From the Department of Neurology and Center for Neuropsychological Studies (Dr. Heilman), University of Florida College of Medicine; the Malcolm Randall Veterans Affairs Medical Center (Dr. Heilman), Gainesville, Florida; and the Department of Neurology (Drs. Meador and Loring), Medical College of Georgia at Augusta.

Address correspondence and reprint requests to Dr. Kenneth M. Heilman, Box 100236, University of Florida, Gainesville, FL 32610-0236

OBJECTIVES: Unlike patients with ideomotor apraxia who make temporal and spatial errors and patients with ideational or conceptual apraxia who make content errors, patients with limb-kinetic apraxia have loss of deftness, including fine and precise movements, independent finger movements, and difficulty coordinating simultaneous movements. This study was conducted to learn the relationship between limb-kinetic apraxia and hemisphere dysfunction by using selective hemisphere anesthesia, the Wada test.

METHODS: Subjects were 90 patients undergoing Wada testing for intractable epilepsy. They were divided into typical (right-handed with left hemisphere language dominance) and atypical (nonright-handed, or without left hemisphere language dominance). Before and during Wada testing, subjects were shown line drawings of tools, four for each hand tested. After being shown each picture, subjects pantomimed the use of this tool. A behavioral neurologist and neuropsychologist scored the pantomimes for the presence of limb-kinetic errors.

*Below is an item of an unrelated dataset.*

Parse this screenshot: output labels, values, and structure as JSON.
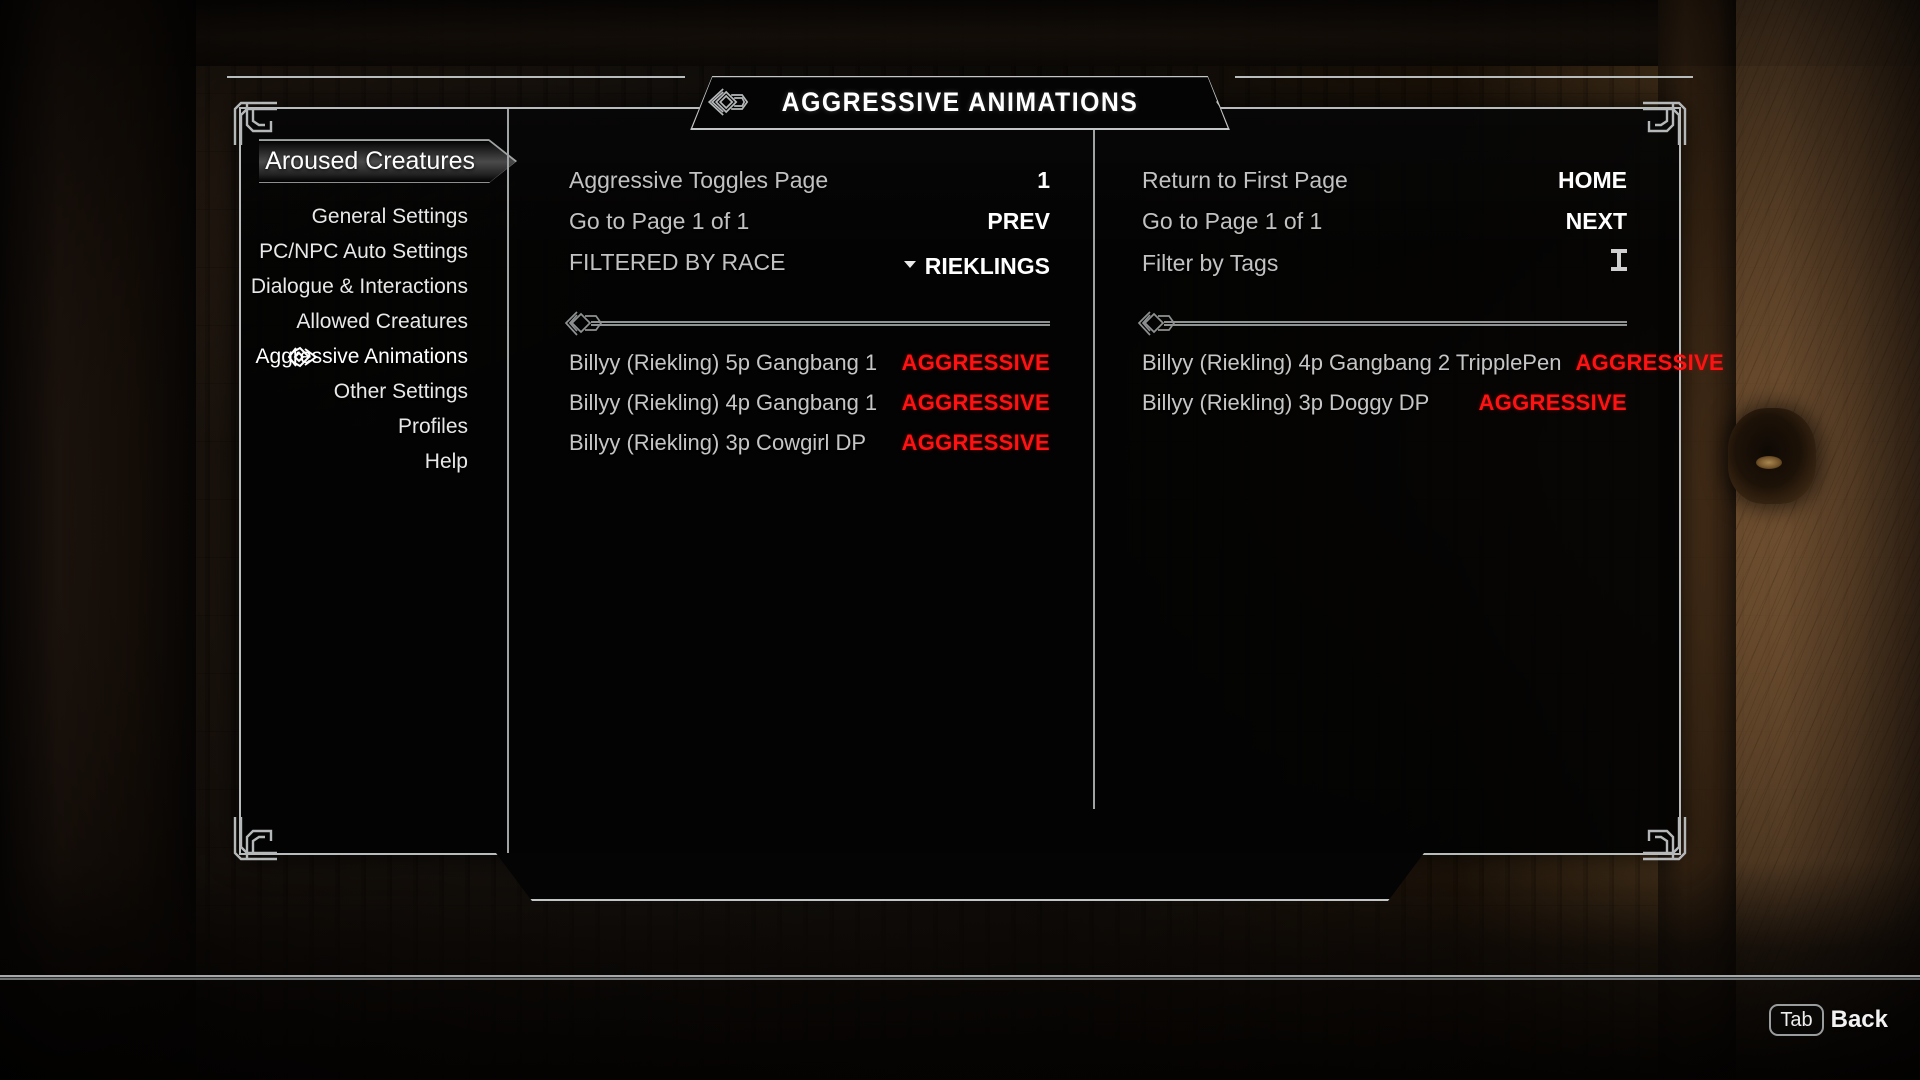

RESULTS: For the typical group, during left hemisphere anesthesia, the limb-kinetic errors made by the right and left hands did not differ, but during right hemisphere anesthesia the left hand made more errors than the right. Unlike the typical subjects, when the left hemisphere was anesthetized, the atypical subjects made more errors with their right hands than left. However, similar to the typical subjects with right hemisphere anesthesia, the atypical subjects made more left- than right-hand limb-kinetic errors.

CONCLUSIONS: For people with typical brain organization, the left hemisphere mediates motor deftness for both hands, but the right hemisphere primarily controls deftness for the left hand. For people with atypical brain organization, each hemisphere primarily controls deftness for the contralateral hand.